The problem is, Microsoft didn't want the games industry; they wanted every industry.  And in hindsight, maybe trying to get there through video games wasn't the most efficient way to do it.

Yes, the X-Box has brand recognition, but it's brand recognition as a video game machine.  It's sold in toy stores.  It's in the same aisle as other video game machines.  The ads are all about the video games that you can play with it.  It's as if Xerox, known the world over for their photocopiers, decided to manufacture a photocopier with wheels and self-propulsion which could carry four passengers and all of their belongings -- in other words an automobile -- and sold it at office supply stores and all of the advertising was about how awesome it was at photocopying.

The problem is that people don't care about video games.  Sure, they'll play your Angry Birds, but they're not going to go out and buy a device built specifically for that reason.  They'll buy a handheld device that lets them take pictures and listen to music and check in on Facebook, and then if you also have Angry Birds, then sure, why not.  Gotta do something while you're waiting for your friends to reply to the video you just uploaded.

So people don't care.  People hear "X-Box" and they think "Halo", and then if they don't care about Halo they switch their minds off.  Even the name "X-Box" is kind of daunting to the average person.  It's the sort of word executives would invent to appeal to children back in the 90s, trying to associate themselves with X-treme cool rockin' gnarly shredders poppin' fresh grinds off the wiggidy wack I don't know whatever.  My point is it's a hard sell.  So we get hilarious moments like Microsoft trying to help men convince their wives to buy a perpetual adolescence machine.

But at least they've got the gamer segment of the market, right?  Well... yes and no?  Sure, you get the gamers who have the money and open-mindedness to just buy every damned thing that plugs into a TV, but then you get the people like me.  The brand loyalists.  Yes, Microsoft has a reputation in the industry now, but as long as gamers are still bickering playground-style about whose box is best, we're still talking about owning one segment of a small fraction of a much larger entertainment industry.

So I ask again.  If Microsoft wanted to develop a set-top entertainment hub, then why did they name it after a video game console?  If they weren't even going to carry over backward compatibility with old software, then why try to maintain continuity with something that has such limited appeal?

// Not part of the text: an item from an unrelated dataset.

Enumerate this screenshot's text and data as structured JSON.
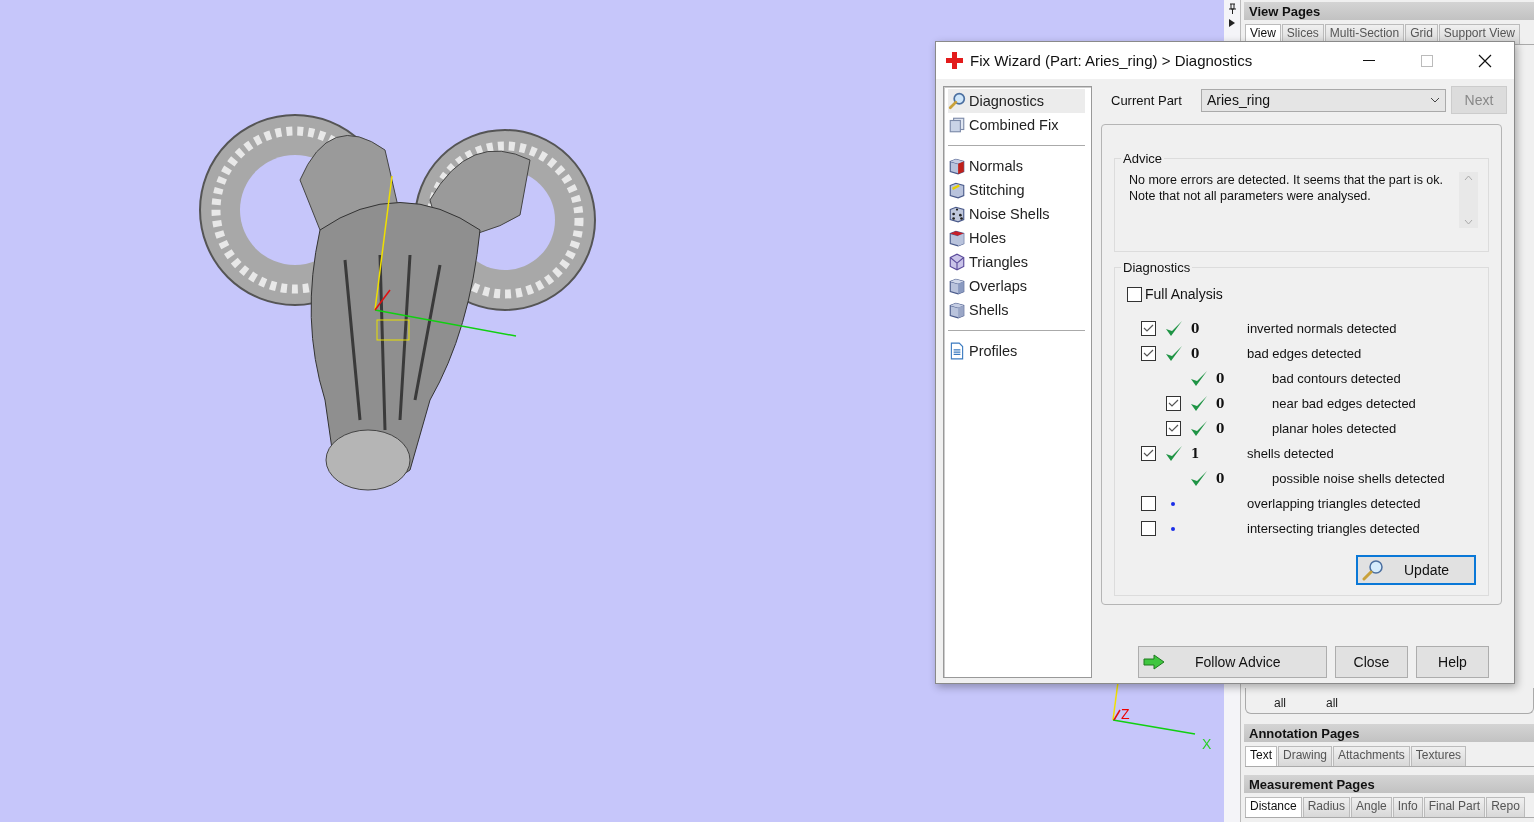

The market for set-top boxes is wide open right now, and ripe for the picking.  With streaming services like Hulu and Netflix becoming the new normal, people are ready to buy something to marry their TV to the Internet.  If Microsoft had seen this and decided to call their new console something with less baggage -- just call it the Kinect!  That's a great name!  It communicates something people want and in a friendly, almost silly kind of way! -- they could have had a huge head start over Sony and Nintendo, still fiddling around with machines that sound like toys.

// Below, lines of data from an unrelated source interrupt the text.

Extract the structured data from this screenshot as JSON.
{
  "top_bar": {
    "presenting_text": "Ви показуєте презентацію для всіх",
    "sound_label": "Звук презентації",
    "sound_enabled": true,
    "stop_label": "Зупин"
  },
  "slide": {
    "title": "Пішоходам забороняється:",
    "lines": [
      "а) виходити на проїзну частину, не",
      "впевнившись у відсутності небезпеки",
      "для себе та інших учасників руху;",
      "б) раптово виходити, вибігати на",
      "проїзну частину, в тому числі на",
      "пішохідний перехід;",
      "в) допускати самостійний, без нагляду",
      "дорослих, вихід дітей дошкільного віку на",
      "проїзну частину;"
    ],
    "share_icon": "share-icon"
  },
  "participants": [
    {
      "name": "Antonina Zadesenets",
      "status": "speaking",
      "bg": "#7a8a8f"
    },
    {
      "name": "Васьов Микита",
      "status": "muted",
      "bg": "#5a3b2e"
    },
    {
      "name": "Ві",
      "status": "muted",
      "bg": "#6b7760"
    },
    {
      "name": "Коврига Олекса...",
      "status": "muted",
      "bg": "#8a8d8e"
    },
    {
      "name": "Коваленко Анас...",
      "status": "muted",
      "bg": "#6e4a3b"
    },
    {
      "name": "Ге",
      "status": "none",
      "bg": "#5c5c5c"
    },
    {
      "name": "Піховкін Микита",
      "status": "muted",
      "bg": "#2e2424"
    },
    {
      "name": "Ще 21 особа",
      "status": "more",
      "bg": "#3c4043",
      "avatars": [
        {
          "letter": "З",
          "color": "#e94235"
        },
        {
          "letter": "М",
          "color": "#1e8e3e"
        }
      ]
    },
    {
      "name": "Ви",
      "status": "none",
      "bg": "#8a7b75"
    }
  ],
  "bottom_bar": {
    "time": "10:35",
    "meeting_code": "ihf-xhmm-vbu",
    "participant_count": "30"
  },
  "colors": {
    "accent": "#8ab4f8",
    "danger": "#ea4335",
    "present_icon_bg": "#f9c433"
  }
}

There is a device in my home -- in fact there are two, for two different TVs -- which can stream Netflix, Facebook, Pandora, and YouTube straight to an HD television.  It can play Angry Birds Space, You Don't Know Jack, and Pac-Man.  It requires no discs.  It's small enough to fit in your hand.  You can buy it on Amazon for under a hundred dollars.  It's the Roku 3, and it is where we are going.

Gamers will laugh.  How is something that cheap and weak going to compete with our hobby?  We'll always want discs and huge $60 games and online first-person shooters.  We don't want the Ouya -- we want the X-Box One.

Sure.  We do.  But does everyone else?

Does Microsoft?

There were smartphones before the iPhone.  All Apple did was market theirs in a way that made them seem like a necessity.  There are microconsoles now.  What if someone with some clout -- Apple or Google -- realizes that the mass market is ripe for capture and produces something smaller, cheaper, and easier to use than an X-Box and markets it in such a way as to make it seem like a necessity?  What if it lets them stream video, check in on Facebook, listen to music, and sure, it'll play Angry Birds too, why not?

If Microsoft wanted to develop a set-top entertainment hub, then why did they name it after a video game console?